06.11.2024
Céréales : l’Europe doit produire plus et mieux
Presse
21 janvier 2015
Vingt-cinq ans après la fin de la guerre froide, l’état stratégique du monde s’est transformé. Des progrès dans la santé, la technologie, la communication, l’éducation ou les niveaux de vie s’affirment à l’échelle planétaire. Mais la croissance économique n’est pas inclusive. Ni socialement ni spatialement. Les disparités entre Nord et Sud, entre pays développés et pays en développement, se réduisent, mais les inégalités s’accroissent entre les individus et entre les territoires, créant de nouvelles frontières et suscitant de nombreuses colères. La multiplication des insécurités socio-économiques et humaines bouleverse les rapports de pouvoir entre dominants et dominés ou entre centres et périphéries. Plusieurs tendances annoncent une complexité et une imprévisibilité grandissantes. Or deux fondamentaux, simples et permanents, restent clairs et irréversibles : se nourrir pour vivre et l’agriculture pour produire cette alimentation. Ces deux évidences, trop souvent oubliées, méritent d’être reclassées dans l’analyse sur l’état stratégique de la planète. Il s’agit d’enjeux contemporains qui continueront à l’être demain. Alors que la géographie tiendra sa revanche au cours de ce siècle (climat favorable, disponibilité en eau et en sols) et que les matières premières seront centrales dans le jeu des relations internationales, il serait regrettable de ne pas miser sur l’agriculture pour le futur de l’Europe.
La sécurité alimentaire sur notre continent demeure un objectif. Mais l’Europe peut aussi, si elle le veut et s’en donne les moyens, contribuer aux équilibres alimentaires mondiaux, notamment en direction de l’Afrique et du Moyen-Orient, là où les besoins augmentent rapidement. Cela suppose aussi trois choses.
Premièrement, sortir la politique agricole commune du débat technocratique en la réformant autrement que par des mesures administratives et environnementales. Il faut lui redonner une ambition stratégique adaptée aux réalités géopolitiques. Deuxièmement, cesser donc de regarder l’élargissement à l’Est comme une source de problèmes.

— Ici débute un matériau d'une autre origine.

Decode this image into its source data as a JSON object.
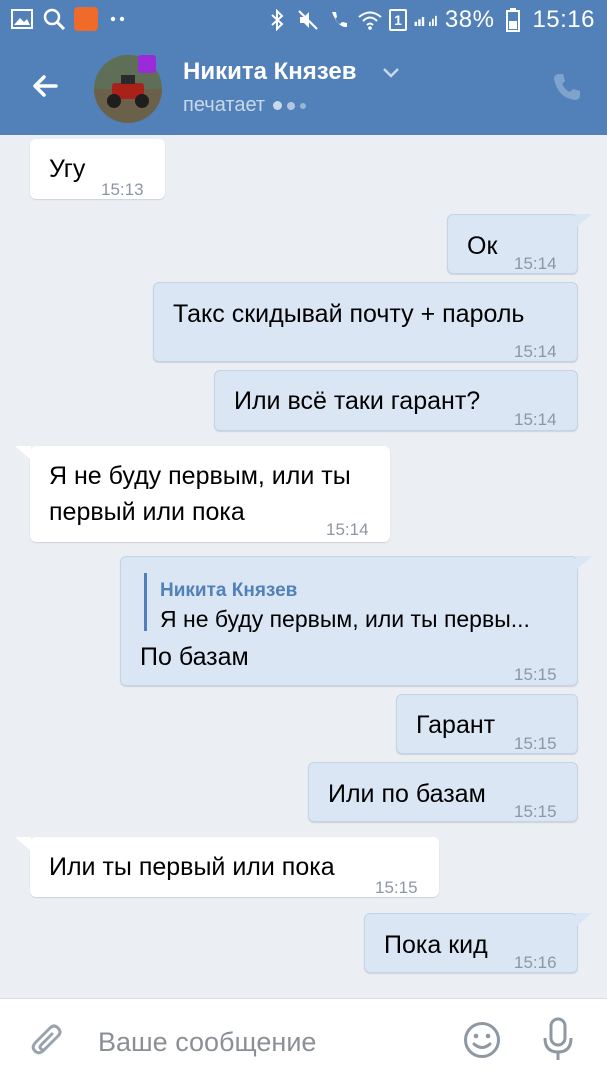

L’adhésion de nouveaux Etats membres ces dernières années renforce et complète le potentiel de puissance agricole de l’Union européenne. C’est donc aussi en ces termes qu’il conviendrait d’examiner à moyen terme les relations avec l’Ukraine ou avec la Turquie, et pourquoi pas ensuite avec l’Afrique du Nord, dont certaines productions similaires à celles de l’Europe du Sud conféreraient une taille critique supérieure à cet ensemble euro-méditerranéen agricole pour peser dans la mondialisation économique. Troisièmement, miser sur des cultures à forte valeur géostratégique. Les céréales notamment. Grenier à blé de la planète, l’Europe possède des avantages comparatifs indéniables avec ce produit vital bientôt consommé par près de trois milliards de personnes dans le monde. En produisant plus et mieux, elle sera à la fois en mesure de soutenir la croissance en Europe, d’atténuer le risque de crises à ses portes, de répondre aux exigences des sociétés et de rendre encore plus intelligente son agriculture.
Ce sont les thèmes de Davos. Mais pourquoi pas en faire surtout des objectifs pour Bruxelles et des obligations pour la France ? Commercer pour la sécurité alimentaire n’est pas incompatible avec des politiques locales de développement agricole et rural. Le voisinage méridional de l’Europe a autant besoin d’approvisionnements en denrées de base que de coopérations techniques ciblées afin d’accompagner la modernisation de ses agricultures. La sécurité humaine du sud et de l’est de la Méditerranée se joue aussi sur ces questions simples et permanentes.